Self-Reconfiguration Planning for Deformable Quadrilateral Modular Robots

TL;DR

This paper introduces a novel self-reconfiguration planning algorithm for deformable quadrilateral modular robots that ensures stable connections, efficient reconfiguration sequences, and practical deployment feasibility.

Contribution

It presents a new planning algorithm using a virtual graph and Dependence-based Reverse Tree to guarantee stable connections and efficient reconfiguration sequences.

Findings

The algorithm guarantees stable connections during reconfiguration.

Reconfiguration sequences exist for any pair of configurations with seven or more modules.

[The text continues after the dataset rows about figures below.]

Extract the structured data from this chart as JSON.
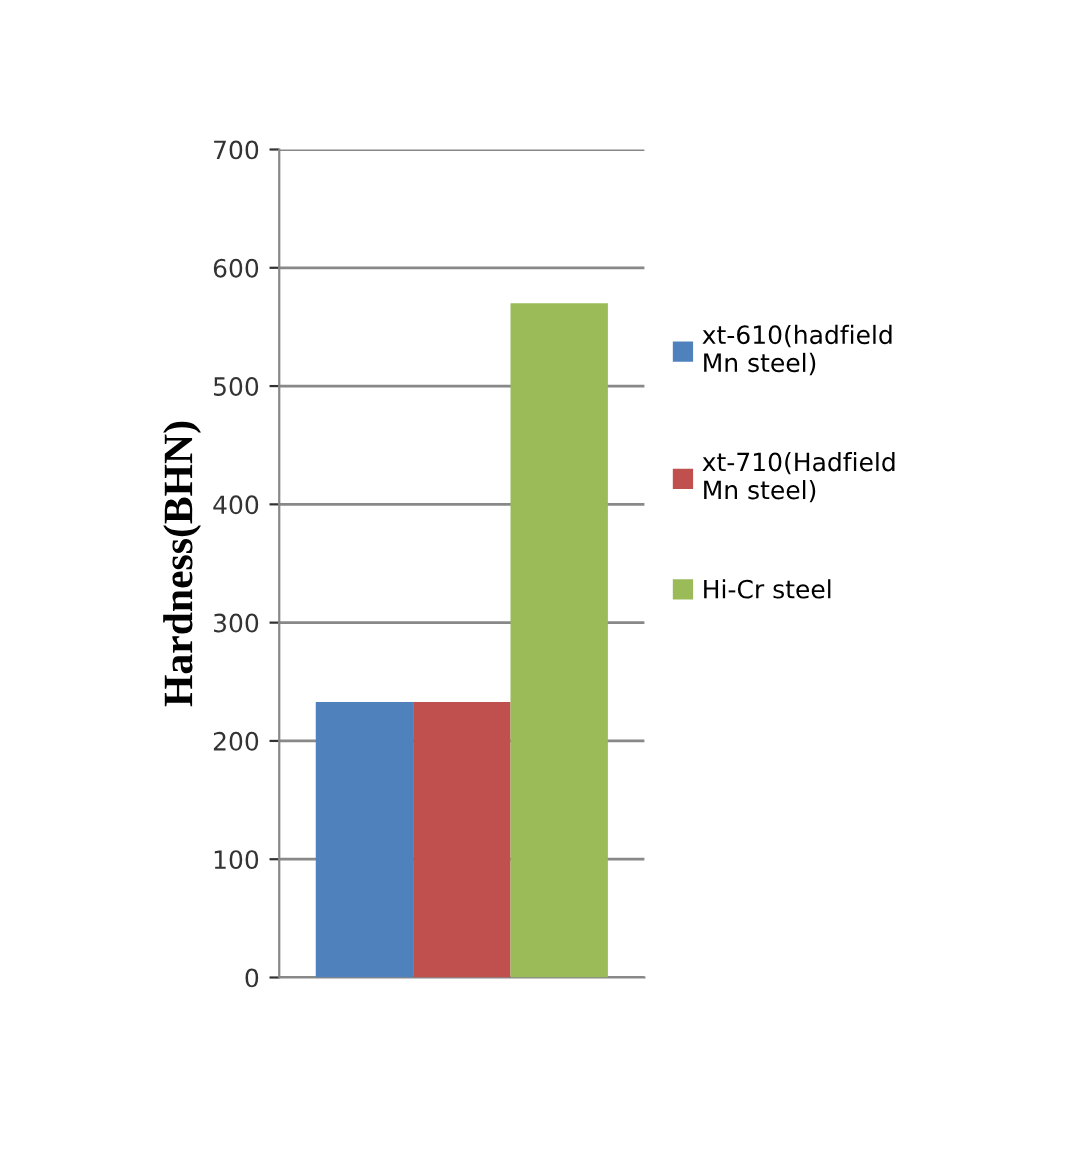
{
  "chart_data": {
    "type": "bar",
    "ylabel": "Hardness(BHN)",
    "categories": [
      null
    ],
    "series": [
      {
        "name": "xt-610(hadfield Mn steel)",
        "color": "#4f81bd",
        "values": [
          233
        ]
      },
      {
        "name": "xt-710(Hadfield Mn steel)",
        "color": "#c0504d",
        "values": [
          233
        ]
      },
      {
        "name": "Hi-Cr steel",
        "color": "#9bbb59",
        "values": [
          570
        ]
      }
    ],
    "ylim": [
      0,
      700
    ],
    "yticks": [
      0,
      100,
      200,
      300,
      400,
      500,
      600,
      700
    ],
    "grid": "y",
    "legend": "right"
  }
}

Physical deployment confirms the approach's practical feasibility.

Abstract

For lattice modular self-reconfigurable robots (MSRRs), maintaining stable connections during reconfiguration is crucial for physical feasibility and deployability. This letter presents a novel self-reconfiguration planning algorithm for deformable quadrilateral MSRRs that guarantees stable connection. The method first constructs feasible connect/disconnect actions using a virtual graph representation, and then organizes these actions into a valid execution sequence through a Dependence-based Reverse Tree (DRTree) that resolves interdependencies. We also prove that reconfiguration sequences satisfying motion characteristics exist for any pair of configurations with seven or more modules (excluding linear topologies). Finally, comparisons with a modified BiRRT algorithm highlight the superior efficiency and stability of our approach, while deployment on a physical robotic platform confirms its practical feasibility.